En la shivá, el Rosh Ieshivá de Birkat HaTorá reveló que una vez Gershon se le acercó y le preguntó si de acuerdo a la ley judía estaba permitido darle a las personas que trabajaban en la organización nombres falsos para orar. Era un período de poco trabajo en la organización y Gershon estaba preocupado, estas personas no podían darse el lujo de perder este pequeño ingreso. Para mantener la dignidad de ellos, él quería continuar financiando el proyecto con dinero de su propio bolsillo y entregar nombres ficticios para que rezaran.

¿Por qué Gershon se esforzaba tanto para ocultar sus actos de caridad? "Él realmente creía", explica Batya, "que si el donante obtiene algo a cambio de su jésed [acto de bondad], esto disminuye el jésed. Por lo tanto, si alguien sabe que tú hiciste algo, significa que obtuviste algo a cambio, el reconocimiento o lo que sea. La mitzvá es mucho más poderosa si no obtienes nada... a excepción de la recompensa en el mundo venidero".

El misterio real

La pregunta sin embargo es, ¿dónde obtenía el dinero? Los Burds no tienen solvencia económica. Ellos ni siquiera tienen coche. No han heredado nada y el salario de Gershon como administrador de la Ieshivá alcanzaba sólo para cubrir los gastos básicos de la familia. Sentada frente a Batya en la shivá, le pregunté, "¿De dónde sacaba Gershon el dinero?".

"¡No tengo idea!", exclamó ella. "Realmente no lo sé. Durante años tuvimos una grieta en el lavabo que no pudimos reparar por problemas económicos. No tengo idea de dónde sacó el dinero para hacer todo este jésed que ahora ha salido a la luz. No tengo idea".

Daniel Rostenne, mejor amigo de Gershon y fiel compañero de estudio, resolvió el misterio. "Gershon no gastaba un centavo en sí mismo", explica él. "Compraba zapatos usados en eBay. ¿¡Te imaginas!? ¡Zapatos usados! Compraba trajes usados en EBay. Él se jactaba, "Mira este traje. ¡Lo conseguí por $10, más $10 de gastos de envío! Obtuvo su ordenador portátil, un MacBook Air usado, que se vende nuevo por $1200, en sólo unos cuantos cientos de dólares.

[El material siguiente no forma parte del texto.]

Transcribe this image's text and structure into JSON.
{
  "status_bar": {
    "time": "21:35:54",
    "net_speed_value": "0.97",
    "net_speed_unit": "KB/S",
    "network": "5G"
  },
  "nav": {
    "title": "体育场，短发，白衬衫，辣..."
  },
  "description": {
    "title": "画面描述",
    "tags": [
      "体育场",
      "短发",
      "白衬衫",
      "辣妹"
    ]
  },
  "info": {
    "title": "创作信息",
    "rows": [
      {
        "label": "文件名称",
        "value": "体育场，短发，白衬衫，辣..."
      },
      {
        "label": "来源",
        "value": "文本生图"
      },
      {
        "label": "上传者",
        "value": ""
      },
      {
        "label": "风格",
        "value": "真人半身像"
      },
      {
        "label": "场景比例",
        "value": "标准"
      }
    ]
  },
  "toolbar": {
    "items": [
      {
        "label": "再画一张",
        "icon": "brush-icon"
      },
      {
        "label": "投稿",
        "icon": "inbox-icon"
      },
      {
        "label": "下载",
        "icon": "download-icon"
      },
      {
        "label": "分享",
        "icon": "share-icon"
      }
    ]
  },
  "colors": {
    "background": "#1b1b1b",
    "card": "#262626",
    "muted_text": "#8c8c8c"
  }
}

Simplemente no gastaba dinero en sus necesidades personales".

Gershon escatimaba en sus propias necesidades, sólo para ser generoso y satisfacer las necesidades de los demás.

El camino de Gershon hacia el otro mundo está pavimentado con globos de helio, cupones falsos y un fondo de caridad anónimo.

Su última aventura fue una escapada romántica al Hotel Sheraton en Tel Aviv sólo para él y Batya, para celebrar su cumpleaños número 40, pagada con puntos acumulados en su tarjeta de crédito. La actividad favorita de Gershon era nadar en el océano. Él y Batya depositaron sus valijas en la habitación del hotel y se dirigieron rápidamente a la playa. Como el agua se veía turbia, Batya optó por esperar sentada en la orilla. Gershon, un experto nadador y socorrista entrenado, se zambulló en el mar. Minutos después, aparentemente una roca o un pedazo grande de escombros lo golpeó en la nuca y lo dejó inconsciente. Él estuvo bajo el agua durante 15 minutos antes de que Batya, observando desesperadamente, viera su cuerpo flotando sobre el agua.

Unas cuantas horas antes del funeral, Batya le dijo a uno de los estudiantes de la Ieshivá: “Hay un plan, y lo que se suponía que tenía que pasar, pasó. Gershon está sonriendo ahora en su mundo. Será difícil para mí y para los niños. Pero Gershon está brillando”.

El camino de Gershon hacia el otro mundo está pavimentado con globos de helio, cupones falsos, promociones ficticias de tarjetas de crédito, un fondo de caridad anónimo, pagos de matrícula encubiertos, sesiones de terapia secretamente patrocinadas, y otros cuantos actos ocultos de jésed que nunca conoceremos.

La discreción es un valor sagrado para el judaísmo. De hecho, según la tradición judía, el mundo se mantiene en cada generación por el mérito de 36 tzadikim (hombres justos) ocultos. ¿Puede un ex jugador de fútbol americano de origen ruso y oriundo de Chicago ser uno de ellos?